Ternyata kondisi pangan global sangatlah rentan. Terjadinya perang Ukraina dengan Rusia saja telah mengakibatkan semua akses pengiriman bahan pangan terkendala. Produksi pangan di kedua negara itu menumpuk tidak bisa diekspor. Dunia mengerang dan harga berbagai komoditi termasuk pupuk, minyak makan dan gandum meningkat drastis. Negara-negara yang tergantung pada pasokan pasar dunia kelabakan.

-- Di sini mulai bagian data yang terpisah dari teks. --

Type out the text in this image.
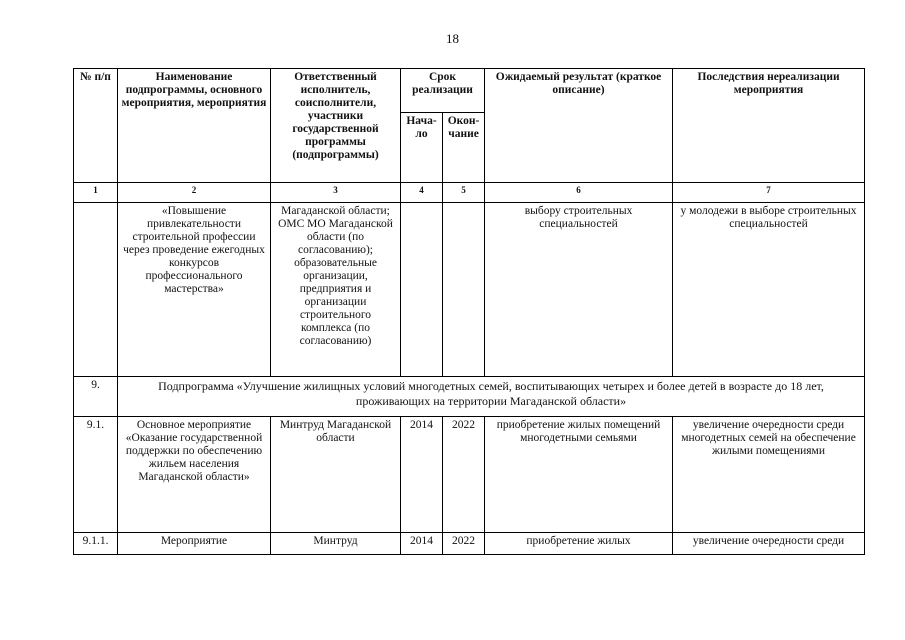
18
№ п/п	Наименование подпрограммы, основного мероприятия, мероприятия	Ответственный исполнитель, соисполнители, участники государственной программы (подпрограммы)	Срок реализации		Ожидаемый результат (краткое описание)	Последствия нереализации мероприятия
			Нача-ло	Окон-чание		
1	2	3	4	5	6	7
	«Повышение привлекательности строительной профессии через проведение ежегодных конкурсов профессионального мастерства»	Магаданской области; ОМС МО Магаданской области (по согласованию); образовательные организации, предприятия и организации строительного комплекса (по согласованию)			выбору строительных специальностей	у молодежи в выборе строительных специальностей
9.	Подпрограмма «Улучшение жилищных условий многодетных семей, воспитывающих четырех и более детей в возрасте до 18 лет, проживающих на территории Магаданской области»					
9.1.	Основное мероприятие «Оказание государственной поддержки по обеспечению жильем населения Магаданской области»	Минтруд Магаданской области	2014	2022	приобретение жилых помещений многодетными семьями	увеличение очередности среди многодетных семей на обеспечение жилыми помещениями
9.1.1.	Мероприятие	Минтруд	2014	2022	приобретение жилых	увеличение очередности среди
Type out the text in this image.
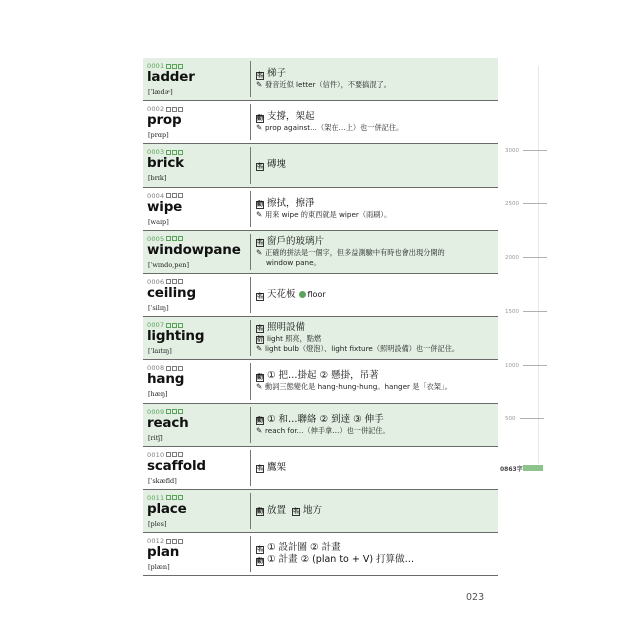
0001
ladder
[ˈlædɚ]
名 梯子
✎ 發音近似 letter（信件），不要搞混了。
0002
prop
[prɑp]
動 支撐，架起
✎ prop against...（架在…上）也一併記住。
0003
brick
[brɪk]
名 磚塊
0004
wipe
[waɪp]
動 擦拭，擦淨
✎ 用來 wipe 的東西就是 wiper（雨刷）。
0005
windowpane
[ˈwɪndo,pen]
名 窗戶的玻璃片
✎ 正確的拼法是一個字，但多益測驗中有時也會出現分開的
window pane。
0006
ceiling
[ˈsilɪŋ]
名 天花板 floor
0007
lighting
[ˈlaɪtɪŋ]
名 照明設備
衍 light 照亮，點燃
✎ light bulb（燈泡）、light fixture（照明設備）也一併記住。
0008
hang
[hæŋ]
動 ① 把…掛起 ② 懸掛，吊著
✎ 動詞三態變化是 hang-hung-hung。hanger 是「衣架」。
0009
reach
[ritʃ]
動 ① 和…聯絡 ② 到達 ③ 伸手
✎ reach for...（伸手拿…）也一併記住。
0010
scaffold
[ˈskæfld]
名 鷹架
0011
place
[ples]
動 放置 名 地方
0012
plan
[plæn]
名 ① 設計圖 ② 計畫
動 ① 計畫 ② (plan to + V) 打算做…
3000
2500
2000
1500
1000
500
0863字
023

Indonesia memang berbasis agraris dan pertanian tetap eksis mengamankan pangan dengan didukung perbaikan infrastruktur pertanian yang masif dan dukungan berbagai program pertanian, walaupun belum sepenuhnya mampu meningkatkan kesejahteraan petani seperti yang diharapkan. Penghargaan bukan sasaran, karena sasaran utamanya adalah peningkatan produksi yang sekaligus meningkatkan kesejahteraan petani.
Pada saat yang sama, statistik menunjukkan terjadinya penurunan konsumsi beras perkapita yang cukup drastis. Penganekaragaman merupakan strategi penting yang terus dipacu. Selain untuk menigkatkan konsumsi masyarakat agar beragam-bergizi-seimbang-aman, juga untuk mengurangi tekanan terhadap produksi beras yang semakin banyak kendalanya. Promosi terus dilakukan, sementara produksi pangan lokal non beras terkendala lahan, penggunaannya juga harus berebut dengan kebutuhan industri dan pakan.
Produksi beras pada 2021 untuk konsumsi pangan penduduk mencapai 31,3 juta ton, mengalami penurunan sebanyak 140,73 ribu ton atau 0,45 persen. Jagung, kedelai dan gandum untuk industri pangan masih didominasi impor. Produksi jagung, ubikayu dan sagu meningkat sementara kedelai, kentang menurun.
Impor gandum terus meningkat dari 6,2 juta ton pada tahun 2012 menjadi 10,3 juta ton pada tahun 2020. Ini semua menunjukkan upaya negeri ini untuk memenuhi kebutuhan pangan sendiri memerlukan upaya kreatif yang terus menerus. Penghargaan itu sesuatu yang perlu disyukuri, berdampingan dengan upaya keras untuk terus meningkatkan produksi yang menyejahterakan petani. Untuk mencapai Merdeka Pangan. Merdeka!